Deploy Cacti for network device monitoring and pair it with Nagios or Icinga for server-level alerting. This hybrid approach gives you both real-time incident detection and long-term performance trending.

For teams looking to round out their monitoring stack, consider our guide to self-hosted alerting tools for notification management across any of these platforms.

FAQ

Is Nagios Core still actively maintained?

Yes. Nagios Core receives regular updates from Nagios Enterprises. The latest release was published in April 2026, and the project continues to receive bug fixes and security patches. However, major feature development has slowed compared to its derivatives like Icinga 2. The community plugin ecosystem remains vibrant and continues to grow.

Can I migrate from Nagios to Icinga 2?

Yes. Icinga 2 is designed to be a drop-in replacement for Nagios. It uses the same plugin interface, so your existing check commands and plugins work without modification. Icinga 2 even includes a configuration migration tool (icinga2 wizard) that can convert Nagios-style configuration files to the Icinga DSL. The migration path is well-documented in the official Icinga documentation.

Does Cacti support alerting?

Out of the box, Cacti focuses on graphing rather than alerting. However, the Thold plugin (Threshold) adds threshold-based notifications. You can define upper and lower bounds for any data source and configure email, SMS, or webhook notifications when thresholds are breached. For comprehensive alerting, many teams pair Cacti with a dedicated alerting system like Prometheus Alertmanager.

Which tool is easiest to set up?

Cacti has the most guided setup experience — its web installer walks you through database configuration, poller selection, and initial device discovery. Nagios Core requires manual configuration file editing but has extensive documentation and community tutorials. Icinga 2 has the steepest initial learning curve due to its DSL and multi-component architecture, but pays off with better scalability and automation capabilities once configured.

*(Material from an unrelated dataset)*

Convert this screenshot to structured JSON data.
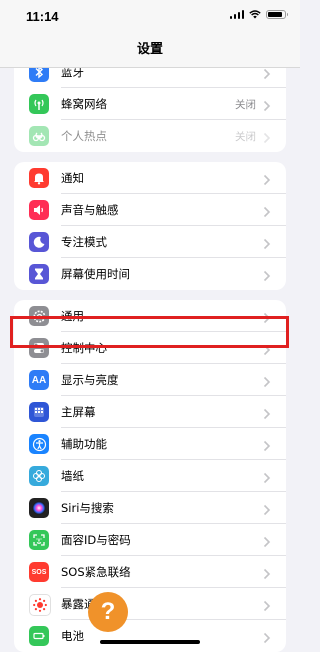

Can I run all three tools together?

Absolutely. This is a common pattern: Nagios or Icinga 2 handles real-time alerting and incident management, while Cacti collects SNMP performance data for capacity planning and trend analysis. Since they use different data storage backends and polling mechanisms, they don’t conflict. You can even use Icinga 2’s notification system to alert on thresholds detected by Cacti’s Thold plugin through webhook integrations.

What are the hardware requirements?

  • Nagios Core: 1 CPU, 512MB RAM for up to 100 hosts. Scales linearly — 2-4 CPUs recommended for 500+ hosts.
  • Icinga 2: 2 CPUs, 2GB RAM minimum (includes Icinga DB Redis). The master-satellite architecture distributes load across nodes.
  • Cacti: 2 CPUs, 4GB RAM, fast disk I/O (RRD files benefit from SSDs). The poller process is I/O-intensive on large deployments.

All three tools benefit from SSD storage for their data directories, and all can run comfortably on a modest VPS for small deployments.